Life, Work, Death and the Peasant, Part V: Life in Cycles

65 pointsposted 18 hours ago
by bell-cot

12 Comments

throwup238

10 hours ago

This is a great series and I’d love to see an addendum covering different staples like rice, alternative social structures like tribal systems, and the impacts of different forms of irrigation.

bell-cot

9 hours ago

From memory - Prof. Devereaux has briefly touched on those a few times. But with heavy disclaimers that all are outside his own areas of historical expertise - so anyone who cares should go read accounts by subject-matter experts.

jstanley

9 hours ago

> the heavy extraction regime they operate under

It might be interesting to quantify this. How does it compare to typical tax rates today?

jalapenos

42 minutes ago

I'd say that since today, modern western government spending floats around 50% of the total, and that's widely believed roughly the average tax rate of feudal times (with big variance by place and time), they're about the same proportion wise.

The difference of course being, in our wealthy age, the communal benefits nowadays are similarly greater.

I think certain comparisons regarding social spending now are just cultural self-congratulation.

For instance, yes a politician can't just pocket any takings directly. Instead, it has to be indirect - post-office speaking fees, consulting, etc, that can easily render them far richer than any manor lord of old.

Also in such undeveloped, poor, and violent times, the value of law, military power, as well as what communal spending did happen - a granary, a road, a temple - would have similar value parity to them then as to us for what we get in the modern era.

xen0

9 hours ago

Part 4c (this is quite a long series) goes into some detail here. https://acoup.blog/2025/09/12/collections-life-work-death-an...

My own interpretation is that it's difficult to precisely compare how peasants were exploited to modern taxation regimes in the developed world.
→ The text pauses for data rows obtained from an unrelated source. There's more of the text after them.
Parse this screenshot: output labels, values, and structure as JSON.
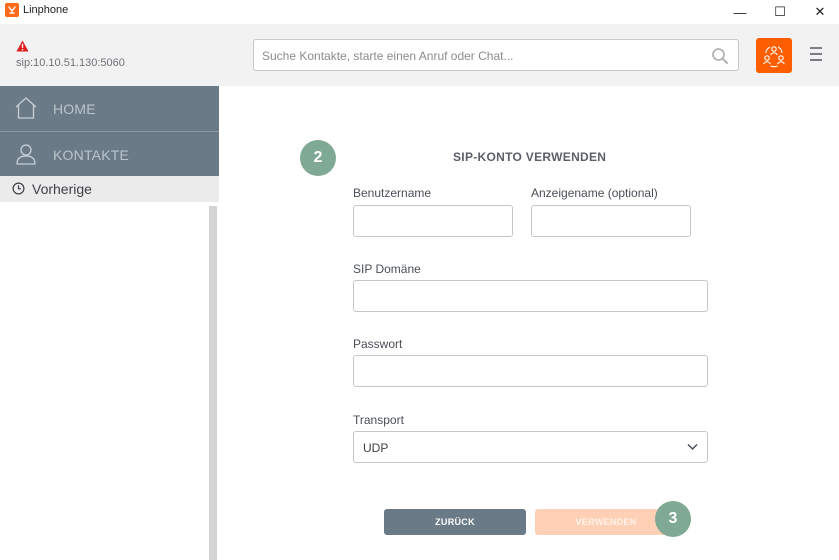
{
  "window": {
    "title": "Linphone",
    "minimize_glyph": "—",
    "maximize_glyph": "☐",
    "close_glyph": "✕"
  },
  "header": {
    "sip_address": "sip:10.10.51.130:5060",
    "status_icon": "warning-icon",
    "search_placeholder": "Suche Kontakte, starte einen Anruf oder Chat...",
    "search_value": ""
  },
  "sidebar": {
    "items": [
      {
        "label": "HOME",
        "icon": "home-icon"
      },
      {
        "label": "KONTAKTE",
        "icon": "contact-icon"
      }
    ],
    "recent_label": "Vorherige"
  },
  "form": {
    "step_number": "2",
    "title": "SIP-KONTO VERWENDEN",
    "username_label": "Benutzername",
    "username_value": "",
    "display_name_label": "Anzeigename (optional)",
    "display_name_value": "",
    "domain_label": "SIP Domäne",
    "domain_value": "",
    "password_label": "Passwort",
    "password_value": "",
    "transport_label": "Transport",
    "transport_value": "UDP",
    "back_label": "ZURÜCK",
    "use_label": "VERWENDEN",
    "use_step_number": "3"
  },
  "colors": {
    "accent": "#fe5e00",
    "nav": "#6a7a86",
    "step_badge": "#7fa995",
    "disabled_button": "#ffd0b5"
  }
}
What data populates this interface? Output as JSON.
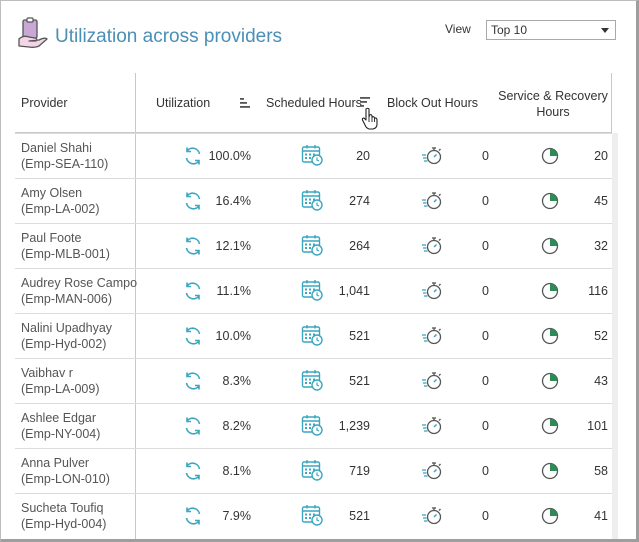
{
  "header": {
    "title": "Utilization across providers",
    "view_label": "View",
    "view_selected": "Top 10"
  },
  "columns": {
    "provider": "Provider",
    "utilization": "Utilization",
    "scheduled": "Scheduled Hours",
    "blockout": "Block Out Hours",
    "service_line1": "Service & Recovery",
    "service_line2": "Hours"
  },
  "icons": {
    "logo": "provider-clipboard-icon",
    "utilization": "refresh-icon",
    "scheduled": "calendar-clock-icon",
    "blockout": "stopwatch-icon",
    "service": "pie-chart-icon",
    "sort": "sort-icon",
    "cursor": "hand-cursor-icon"
  },
  "colors": {
    "title": "#4a8fb5",
    "icon_teal": "#3aa6bf",
    "pie_green": "#2e8b57"
  },
  "rows": [
    {
      "name": "Daniel Shahi",
      "id": "(Emp-SEA-110)",
      "utilization": "100.0%",
      "scheduled": "20",
      "blockout": "0",
      "service": "20",
      "service_fraction": 0.25
    },
    {
      "name": "Amy Olsen",
      "id": "(Emp-LA-002)",
      "utilization": "16.4%",
      "scheduled": "274",
      "blockout": "0",
      "service": "45",
      "service_fraction": 0.25
    },
    {
      "name": "Paul Foote",
      "id": "(Emp-MLB-001)",
      "utilization": "12.1%",
      "scheduled": "264",
      "blockout": "0",
      "service": "32",
      "service_fraction": 0.25
    },
    {
      "name": "Audrey Rose Campo",
      "id": "(Emp-MAN-006)",
      "utilization": "11.1%",
      "scheduled": "1,041",
      "blockout": "0",
      "service": "116",
      "service_fraction": 0.25
    },
    {
      "name": "Nalini Upadhyay",
      "id": "(Emp-Hyd-002)",
      "utilization": "10.0%",
      "scheduled": "521",
      "blockout": "0",
      "service": "52",
      "service_fraction": 0.25
    },
    {
      "name": "Vaibhav r",
      "id": "(Emp-LA-009)",
      "utilization": "8.3%",
      "scheduled": "521",
      "blockout": "0",
      "service": "43",
      "service_fraction": 0.25
    },
    {
      "name": "Ashlee Edgar",
      "id": "(Emp-NY-004)",
      "utilization": "8.2%",
      "scheduled": "1,239",
      "blockout": "0",
      "service": "101",
      "service_fraction": 0.25
    },
    {
      "name": "Anna Pulver",
      "id": "(Emp-LON-010)",
      "utilization": "8.1%",
      "scheduled": "719",
      "blockout": "0",
      "service": "58",
      "service_fraction": 0.25
    },
    {
      "name": "Sucheta Toufiq",
      "id": "(Emp-Hyd-004)",
      "utilization": "7.9%",
      "scheduled": "521",
      "blockout": "0",
      "service": "41",
      "service_fraction": 0.25
    }
  ]
}
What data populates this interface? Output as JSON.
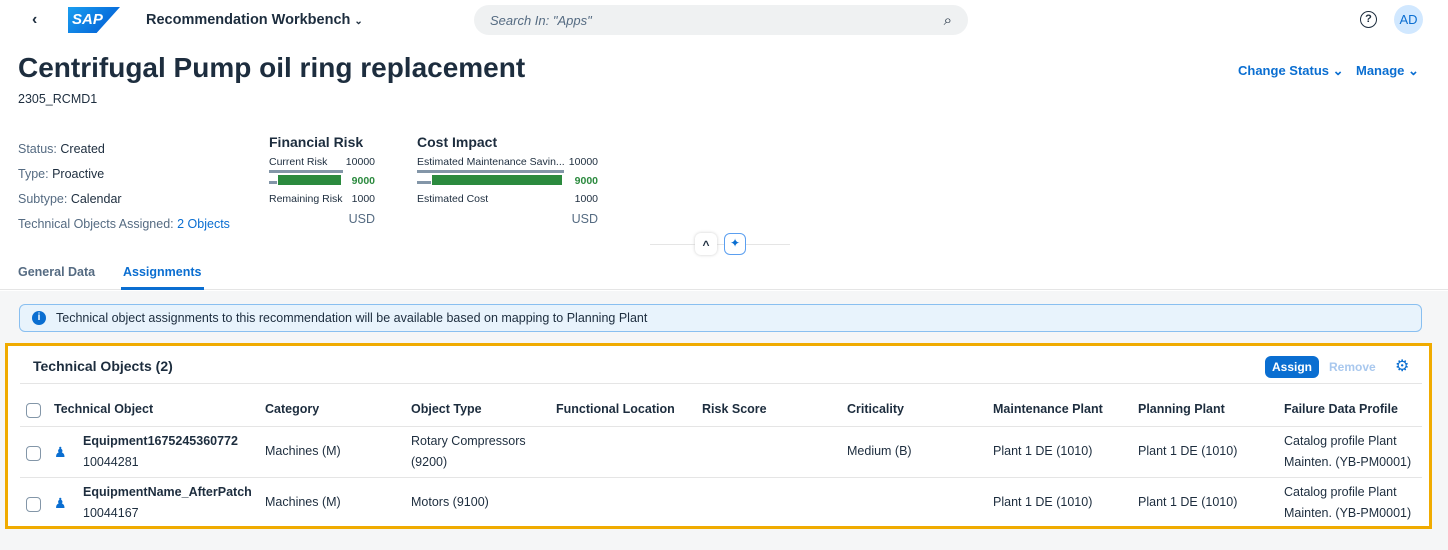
{
  "shell": {
    "app_title": "Recommendation Workbench",
    "search_placeholder": "Search In: \"Apps\"",
    "avatar": "AD",
    "logo": "SAP"
  },
  "header": {
    "title": "Centrifugal Pump oil ring replacement",
    "id": "2305_RCMD1",
    "change_status": "Change Status",
    "manage": "Manage"
  },
  "attributes": [
    {
      "label": "Status:",
      "value": "Created"
    },
    {
      "label": "Type:",
      "value": "Proactive"
    },
    {
      "label": "Subtype:",
      "value": "Calendar"
    },
    {
      "label": "Technical Objects Assigned:",
      "value": "2 Objects"
    }
  ],
  "financial_risk": {
    "title": "Financial Risk",
    "top_label": "Current Risk",
    "top_value": "10000",
    "delta": "9000",
    "bottom_label": "Remaining Risk",
    "bottom_value": "1000",
    "unit": "USD",
    "bottom_fraction": 0.1
  },
  "cost_impact": {
    "title": "Cost Impact",
    "top_label": "Estimated Maintenance Savin...",
    "top_value": "10000",
    "delta": "9000",
    "bottom_label": "Estimated Cost",
    "bottom_value": "1000",
    "unit": "USD",
    "bottom_fraction": 0.1
  },
  "tabs": [
    {
      "label": "General Data",
      "selected": false
    },
    {
      "label": "Assignments",
      "selected": true
    }
  ],
  "info_message": "Technical object assignments to this recommendation will be available based on mapping to Planning Plant",
  "table": {
    "title": "Technical Objects (2)",
    "assign": "Assign",
    "remove": "Remove",
    "columns": [
      "Technical Object",
      "Category",
      "Object Type",
      "Functional Location",
      "Risk Score",
      "Criticality",
      "Maintenance Plant",
      "Planning Plant",
      "Failure Data Profile"
    ],
    "rows": [
      {
        "name": "Equipment1675245360772",
        "id": "10044281",
        "category": "Machines (M)",
        "type1": "Rotary Compressors",
        "type2": "(9200)",
        "floc": "",
        "risk": "",
        "criticality": "Medium (B)",
        "mplant": "Plant 1 DE (1010)",
        "pplant": "Plant 1 DE (1010)",
        "profile1": "Catalog profile Plant",
        "profile2": "Mainten. (YB-PM0001)"
      },
      {
        "name": "EquipmentName_AfterPatch",
        "id": "10044167",
        "category": "Machines (M)",
        "type1": "Motors (9100)",
        "type2": "",
        "floc": "",
        "risk": "",
        "criticality": "",
        "mplant": "Plant 1 DE (1010)",
        "pplant": "Plant 1 DE (1010)",
        "profile1": "Catalog profile Plant",
        "profile2": "Mainten. (YB-PM0001)"
      }
    ]
  },
  "colors": {
    "accent": "#0a6ed1",
    "positive": "#2b8a3e",
    "highlight": "#f0ab00"
  }
}
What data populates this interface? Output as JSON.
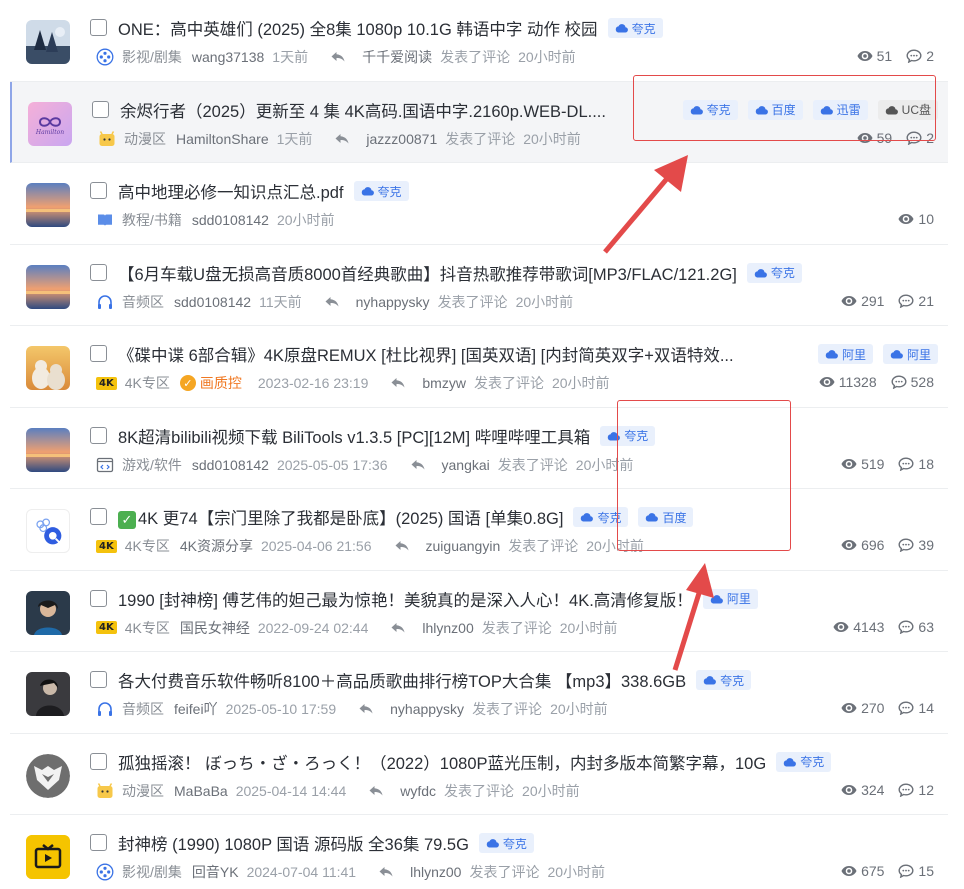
{
  "tags": {
    "quark": "夸克",
    "baidu": "百度",
    "xunlei": "迅雷",
    "uc": "UC盘",
    "aliyun": "阿里"
  },
  "action_commented": "发表了评论",
  "rows": [
    {
      "title": "ONE：高中英雄们 (2025) 全8集 1080p 10.1G 韩语中字 动作 校园",
      "category": "影视/剧集",
      "author": "wang37138",
      "post_time": "1天前",
      "replier": "千千爱阅读",
      "reply_time": "20小时前",
      "views": "51",
      "comments": "2"
    },
    {
      "title": "余烬行者（2025）更新至 4 集 4K高码.国语中字.2160p.WEB-DL....",
      "category": "动漫区",
      "author": "HamiltonShare",
      "post_time": "1天前",
      "replier": "jazzz00871",
      "reply_time": "20小时前",
      "views": "59",
      "comments": "2"
    },
    {
      "title": "高中地理必修一知识点汇总.pdf",
      "category": "教程/书籍",
      "author": "sdd0108142",
      "post_time": "20小时前",
      "views": "10"
    },
    {
      "title": "【6月车载U盘无损高音质8000首经典歌曲】抖音热歌推荐带歌词[MP3/FLAC/121.2G]",
      "category": "音频区",
      "author": "sdd0108142",
      "post_time": "11天前",
      "replier": "nyhappysky",
      "reply_time": "20小时前",
      "views": "291",
      "comments": "21"
    },
    {
      "title": "《碟中谍 6部合辑》4K原盘REMUX [杜比视界] [国英双语] [内封简英双字+双语特效...",
      "category": "4K专区",
      "hq_label": "画质控",
      "post_time": "2023-02-16 23:19",
      "replier": "bmzyw",
      "reply_time": "20小时前",
      "views": "11328",
      "comments": "528"
    },
    {
      "title": "8K超清bilibili视频下载 BiliTools v1.3.5 [PC][12M] 哔哩哔哩工具箱",
      "category": "游戏/软件",
      "author": "sdd0108142",
      "post_time": "2025-05-05 17:36",
      "replier": "yangkai",
      "reply_time": "20小时前",
      "views": "519",
      "comments": "18"
    },
    {
      "title": "4K 更74【宗门里除了我都是卧底】(2025) 国语 [单集0.8G]",
      "category": "4K专区",
      "author": "4K资源分享",
      "post_time": "2025-04-06 21:56",
      "replier": "zuiguangyin",
      "reply_time": "20小时前",
      "views": "696",
      "comments": "39"
    },
    {
      "title": "1990 [封神榜] 傅艺伟的妲己最为惊艳！美貌真的是深入人心！4K.高清修复版！",
      "category": "4K专区",
      "author": "国民女神经",
      "post_time": "2022-09-24 02:44",
      "replier": "lhlynz00",
      "reply_time": "20小时前",
      "views": "4143",
      "comments": "63"
    },
    {
      "title": "各大付费音乐软件畅听8100＋高品质歌曲排行榜TOP大合集 【mp3】338.6GB",
      "category": "音频区",
      "author": "feifei吖",
      "post_time": "2025-05-10 17:59",
      "replier": "nyhappysky",
      "reply_time": "20小时前",
      "views": "270",
      "comments": "14"
    },
    {
      "title": "孤独摇滚！ ぼっち・ざ・ろっく！（2022）1080P蓝光压制，内封多版本简繁字幕，10G",
      "category": "动漫区",
      "author": "MaBaBa",
      "post_time": "2025-04-14 14:44",
      "replier": "wyfdc",
      "reply_time": "20小时前",
      "views": "324",
      "comments": "12"
    },
    {
      "title": "封神榜 (1990) 1080P 国语 源码版 全36集 79.5G",
      "category": "影视/剧集",
      "author": "回音YK",
      "post_time": "2024-07-04 11:41",
      "replier": "lhlynz00",
      "reply_time": "20小时前",
      "views": "675",
      "comments": "15"
    }
  ],
  "colors": {
    "tag_bg": "#e9f0fc",
    "tag_text": "#3a73e6",
    "annotation_red": "#e34a4a",
    "active_row_bg": "#f4f5f7"
  }
}
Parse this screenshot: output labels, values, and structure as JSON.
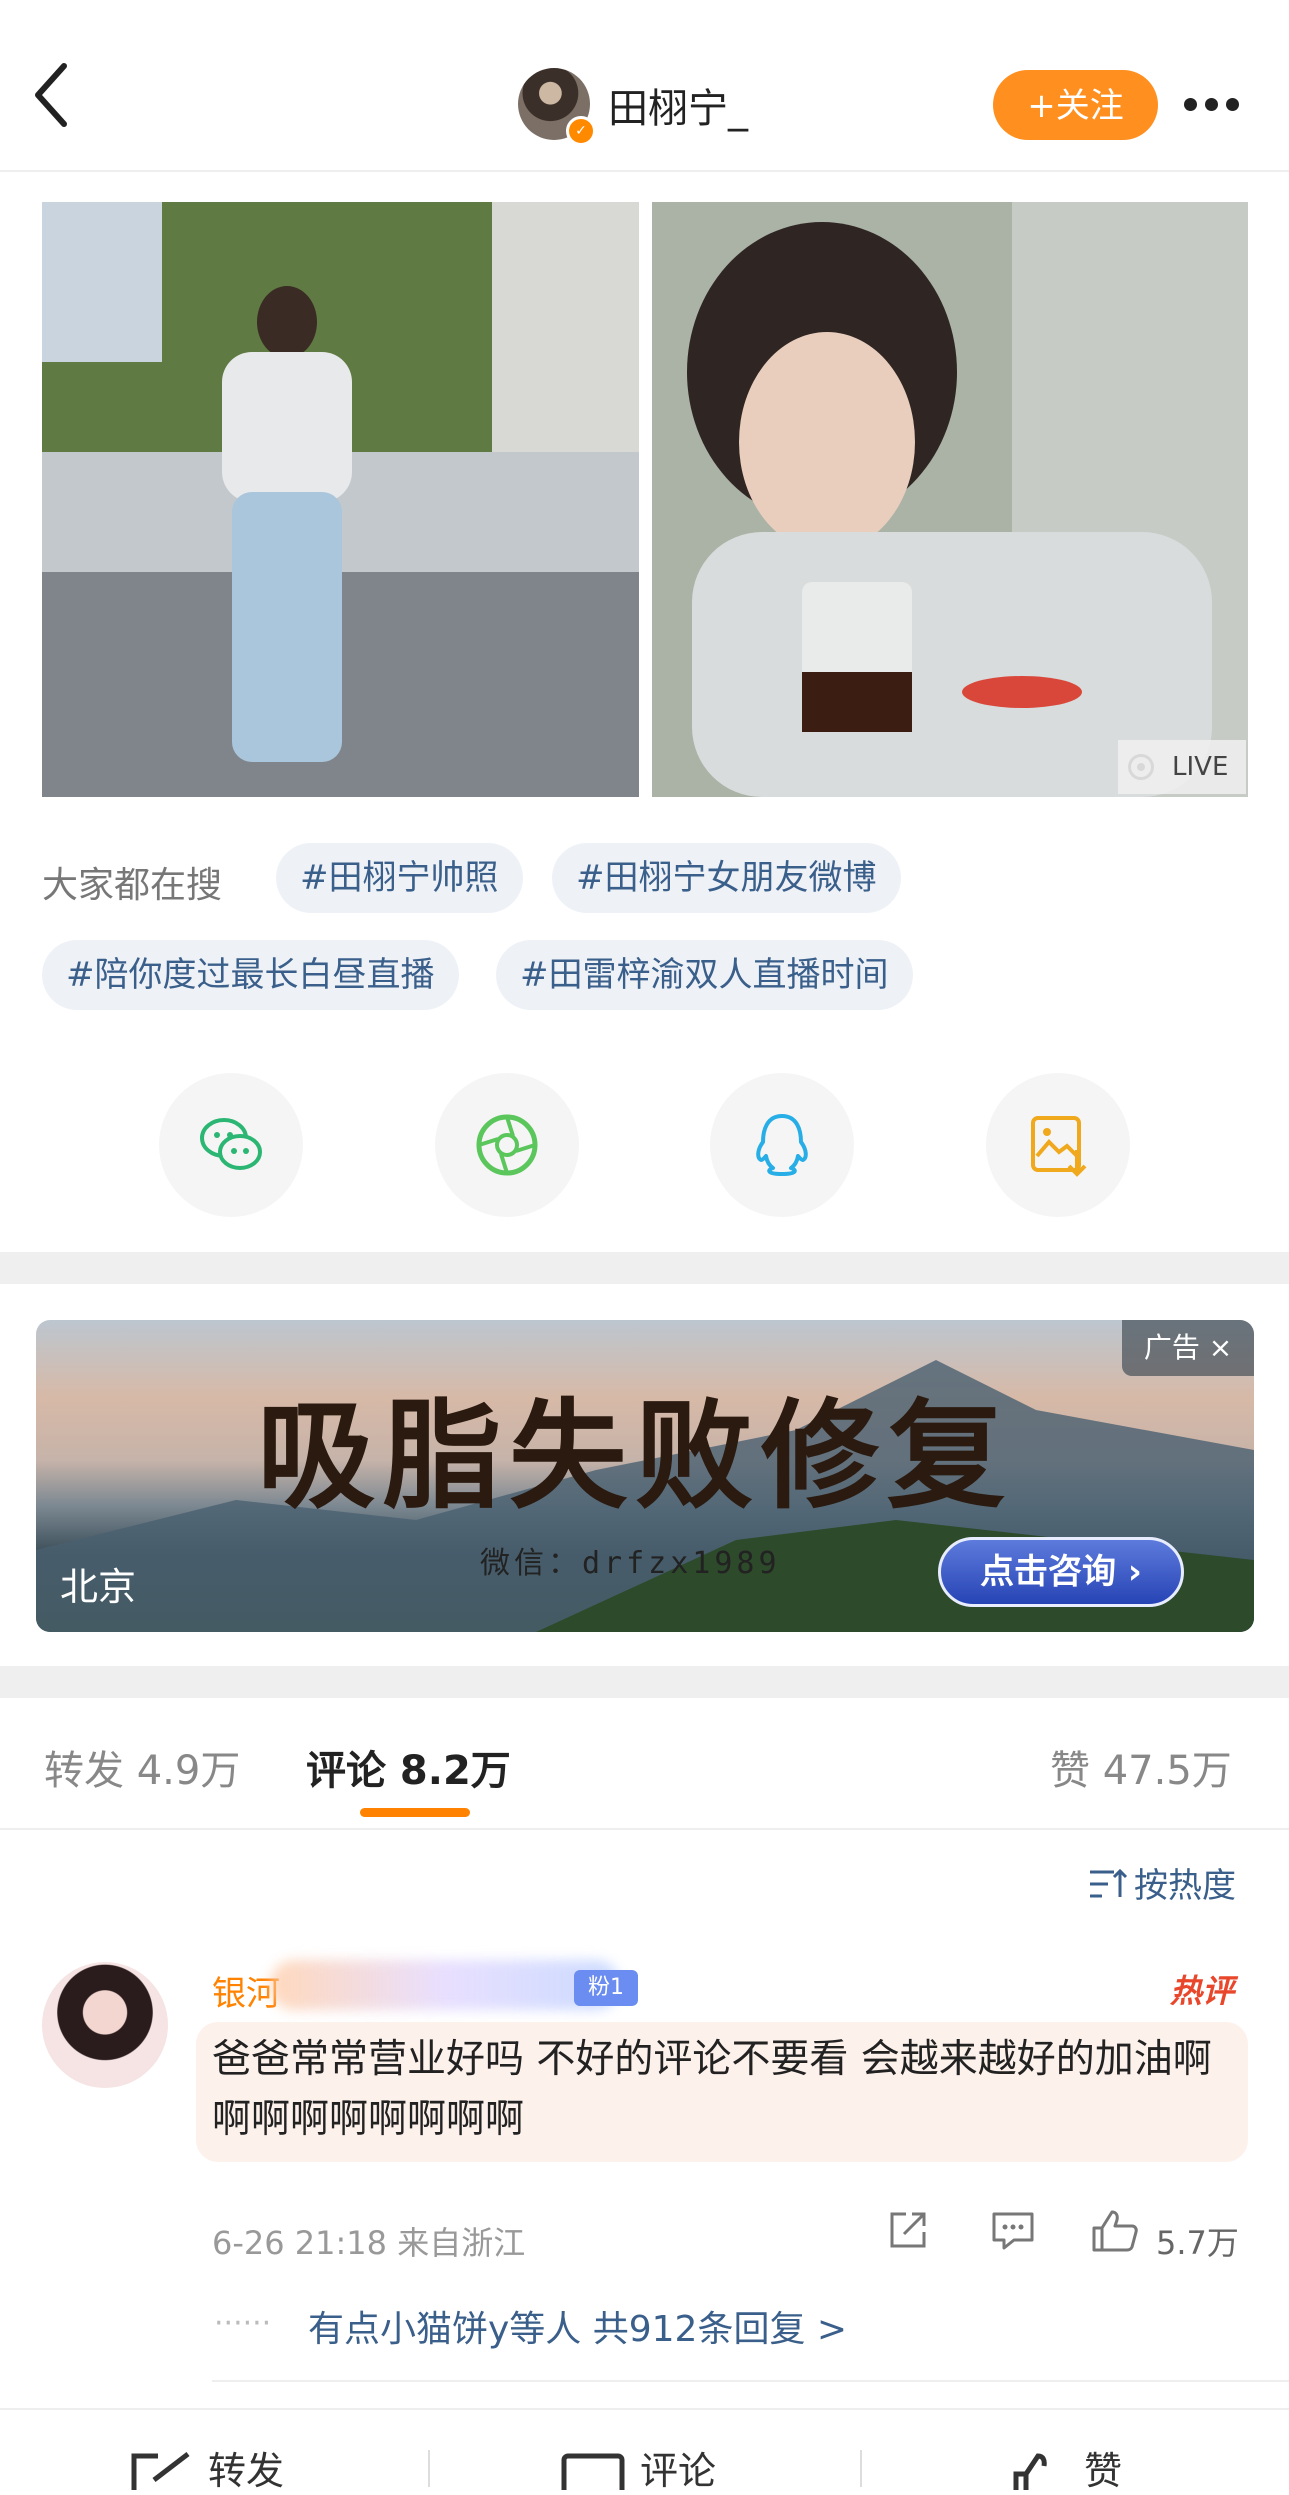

Perhaps more as an unfavorable relationship with the only employer in town?

claytonwramsey

9 hours ago

This is covered in a previous article: https://acoup.blog/2025/09/12/collections-life-work-death-an...

In short, most peasant farmers must sharecrop at least some of their land, and on sharecropped land, extraction rates are on the order of 50% (for basically nothing in return).

lm28469

5 hours ago

> extraction rates are on the order of 50% (for basically nothing in return).

Hey that's pretty much what we have in Germany, probably even higher thanks to vat, capital gains, &c.

multjoy

5 hours ago

You have roads, infrastructure, a social security system, hospitals, schools…

The peasant got nothing.

jalapenos

an hour ago

Not quite, there was social spending on things like (simple) roads and temples (which could double as schools), but obviously nothing close to today's (wealthy) standards.

nosianu

6 hours ago

> for basically nothing in return

Basix protection and basic law? Sure, far from an ideal model we would have in mind today, the comparison is against a completely "free" society as in much much longer ago.

> must sharecrop at least some of their land, and on sharecropped land, extraction rates are on the order of 50% (for basically nothing in return).

Uhm... so half of an unknown number? That's also an unknown number then, and the very concrete "50%" means nothing.

I'm only complaining about the TL;DR, the original article is great. After reading it, I think there is no good TL;DR possible. There is too much to consider, actually reading that link seems and unavoidable if one actually wants to know. Would someone in two hundred years looking at average income in the US today as the one or two sentence TL;DR have a useful picture of what life is like in the US today?

jalapenos

an hour ago

The rate floated around a lot by time period and domain, but 50% is a good approx figure.

bell-cot

3 hours ago

(Numerical) tax rates seem a very poor way to describe the reality of peasant life.

Generally, it was closer to "extract until the rate of malnutrition deaths and desperate uprising makes it not worth trying to extract yet more".